Banyak orang merendahkan profesi tukang becak, tetapi Bapak ini dapat membuktikan bahwa dia bisa melampaui batas. Dengan sekolahkan anak sampai Inggris.
Kisah lulusan terbaik dari Jurusan Akuntansi, Fakultas Ekonomi, Universitas Negeri Semarang (Unes), Raeni sepertinya sudah tidak asing lagi bagi masyarakat. Dia sempat menjadi liputan para media saat Juli 2014 karena datang ke tempat wisuda dengan diantar ayahnya menaiki becak. Kenapa menaiki becak? Sebab, pekerjaan ayahandanya memang seorang tukang becak. “Sekarang Raeni kuliah S-2 di Inggris,” ungkap Sang Ayah, Mugiyono di Hotel Menara Peninsula Jakarta belum lama ini.
Pencapaian ini didapatkan puteri kedua Mugiyono ini melalui beasiswa Lembaga Pengelola Dana Pendidikan (LPDP). Sebelum mendapatkan beasiswa tersebut, Raeny memang sudah tidak asing lagi dengan bantuan pendidikan ini. Saat menjadi mahasiswa S-1 di Unes pun, dia memperoleh beasiswa Bidikmisi dari Kementerian Pendidikan dan
Kebudayaan (Kemendikbud).
Mugiyono hanyalah seorang ayah sekaligus suami yang tidak sempat menikmati pendidikan tinggi. Dia hanya lulusan paket A sedangkan Sang Istri, Sujamah tak lulus SD sama sekali. Meski bukan berpendidikan tinggi apalagi masuk sebagai keluarga berada, Mugiyono tak ingin anaknya memiliki nasib serupa seperti ia dan istrinya.

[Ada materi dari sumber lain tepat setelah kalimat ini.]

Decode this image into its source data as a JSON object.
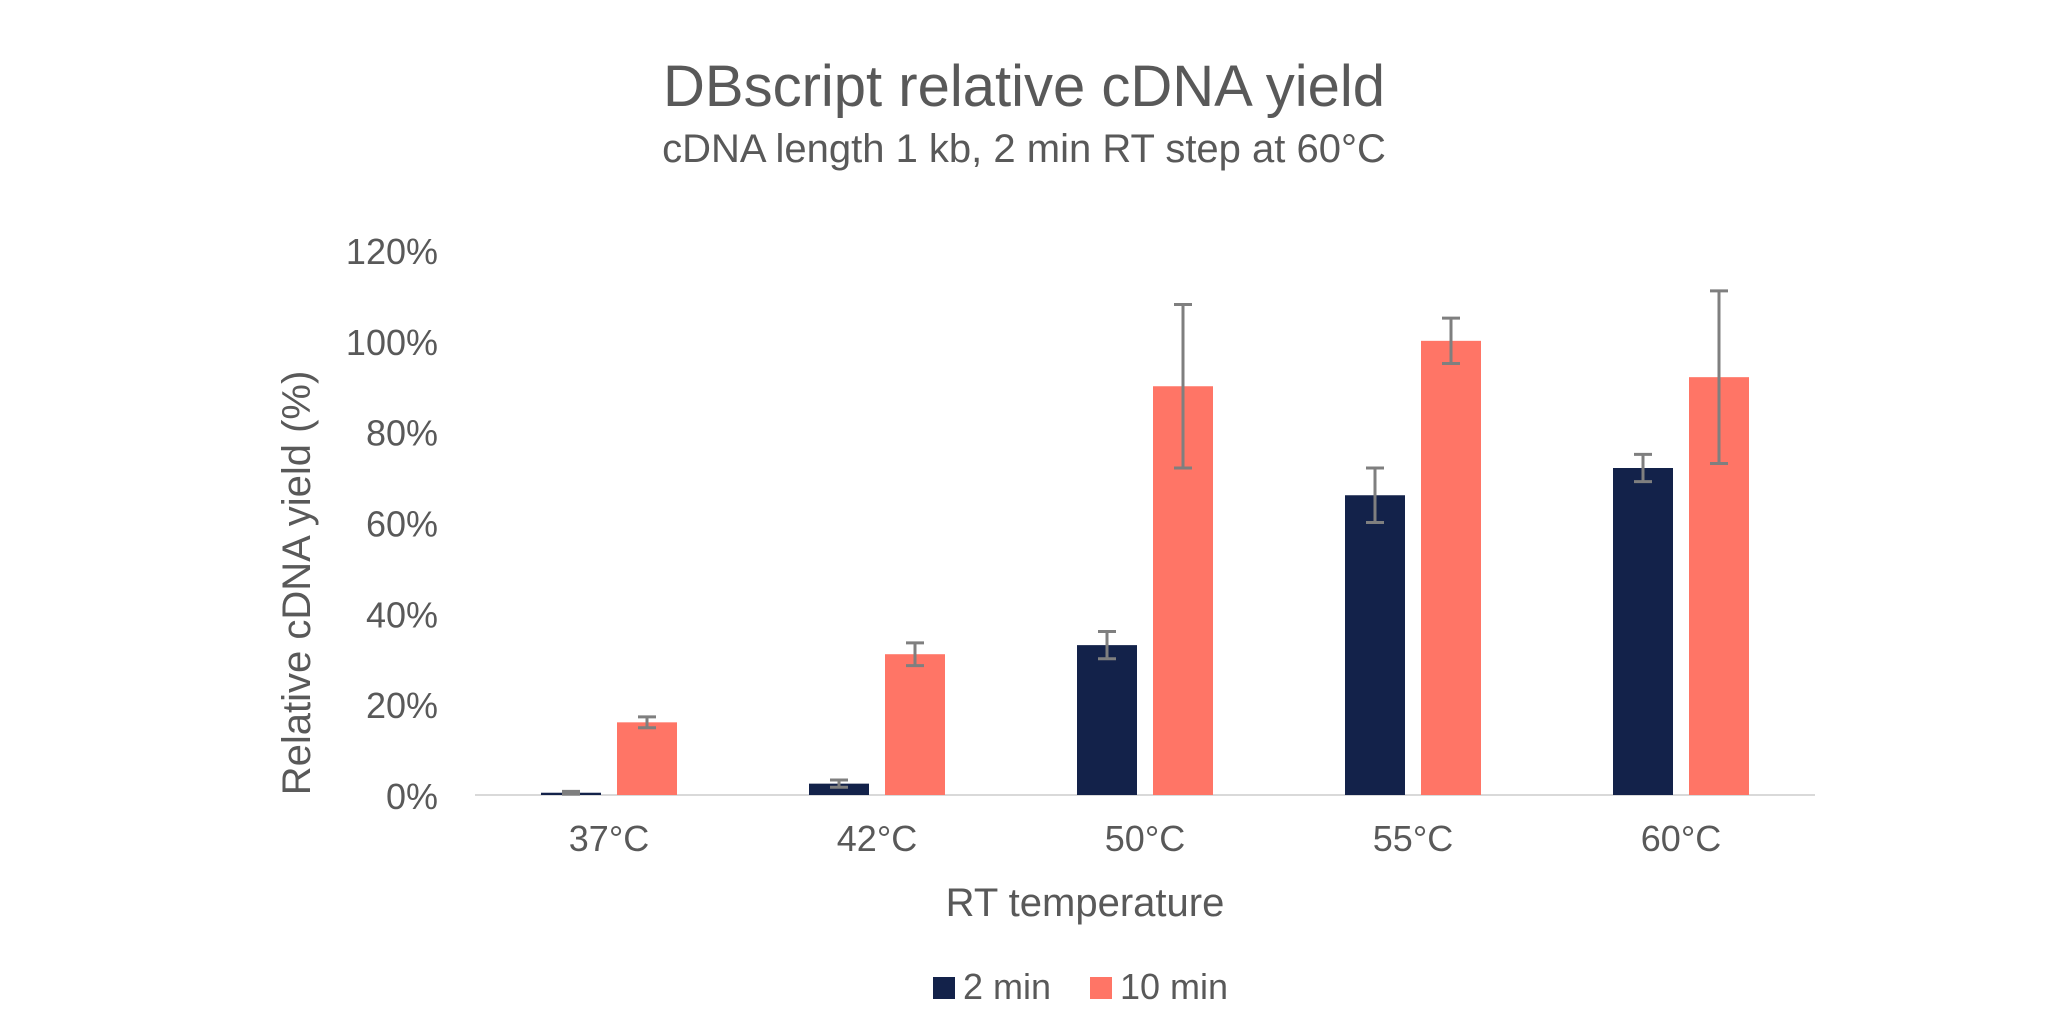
{
  "chart_data": {
    "type": "bar",
    "title": "DBscript relative cDNA yield",
    "subtitle": "cDNA length 1 kb, 2 min RT step at 60°C",
    "xlabel": "RT temperature",
    "ylabel": "Relative cDNA yield (%)",
    "categories": [
      "37°C",
      "42°C",
      "50°C",
      "55°C",
      "60°C"
    ],
    "ylim": [
      0,
      120
    ],
    "yticks": [
      0,
      20,
      40,
      60,
      80,
      100,
      120
    ],
    "ytick_labels": [
      "0%",
      "20%",
      "40%",
      "60%",
      "80%",
      "100%",
      "120%"
    ],
    "grid": false,
    "legend_position": "bottom",
    "series": [
      {
        "name": "2 min",
        "color": "#13224a",
        "values": [
          0.5,
          2.5,
          33,
          66,
          72
        ],
        "error": [
          0.3,
          0.8,
          3,
          6,
          3
        ]
      },
      {
        "name": "10 min",
        "color": "#ff7566",
        "values": [
          16,
          31,
          90,
          100,
          92
        ],
        "error": [
          1.2,
          2.5,
          18,
          5,
          19
        ]
      }
    ],
    "colors": {
      "text": "#595959",
      "axis_line": "#d9d9d9",
      "error_bar": "#7f7f7f"
    }
  }
}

Seperti dikutip buku Profil Penerima Penghargaan Orang Tua Hebat karya Kemendikbud, Raeni menilai, ayahandanya merupakan sosok tegas. Dukungan dan sokongan orang tuanya tak pernah berhenti walaupun dirinya sempat merasa minder
memiliki ayah berprofesi sebagai tukang becak. Penghasilan tukang becak sangat jauh dari cukup. Sehari-hari hanya mampu mendapatkan uang sebesar Rp 10 sampai 50 ribu. Jumlah sekecil ini tentu belum mampu mencukupi kehidupan sehari-hari mereka termasuk biaya pendidikan. Oleh sebab itu, Mugiyono pun harus mencari uang tambahan dengan menjadi penjaga malam. Upahnya pun lebih besar dibandingkan dari modal kayuh becaknya, yakni Rp 450 ribu per bulan.
Sang Istri pun ikut membantu dengan berjualan es di sekitar rumah.
Saat menjalani S-1, Raeni memang memperoleh bantuan biaya hidup dari beasiswa Bidikmisi sebesar Rp 600 ribu per bulan. Besaran tersebut tentu belum bisa mencukupi secara keseluruhan kebutuhan Raeny. Melihat situasi itu, Mugiyono jelas perlu membantu biaya pendidikan sang anak walau sedikit. “Sebagai orangtua hanya bisa mendukung. Saya rela mengajukan pensiun dini dari perusahaan kayu lapis agar mendapatkan pesangon,” ujar Mugiyono.
Profesi tukang becaknya sendiri mulai dilakukannya sejak 2010. Sementara saat ini profesi Mugiyono sepertinya sedikit beralih lebih tinggi dibandingkan lalu. Atas bantuan sang anak, dia pun kini menjadi pengojek di daerahnya. Meski sudah berkelana ke negeri yang bukan mayoritas masyarakatnya Muslim, Mugiyono selalu mengingatkan puterinya untuk tetap beribadah.
Dia selalu berharap anak kebanggaanya itu bisa menjadi sosok wanita shalehah dan berperilaku baik. Dengan ilmu dan kecerdasannya dia bermimpi, agar semua itu bisa dimanfaatkan dengan sebaik-baiknya. “Baik untuk orangtua, agama, bangsa maupun negara,” tutup dia.
Karena kisahnya begitu menginspirasi, Kemendikbud melalui Direktorat Pembinaan Keluarga pun memilihnya sebagai orang tua hebat. Pasangan ini pun diundang untuk datang ke Jakarta dan menerima penghargaan dari Menteri Pendidikan
dan Kebudayaan (Mendikbud) Muhadjir Effendy.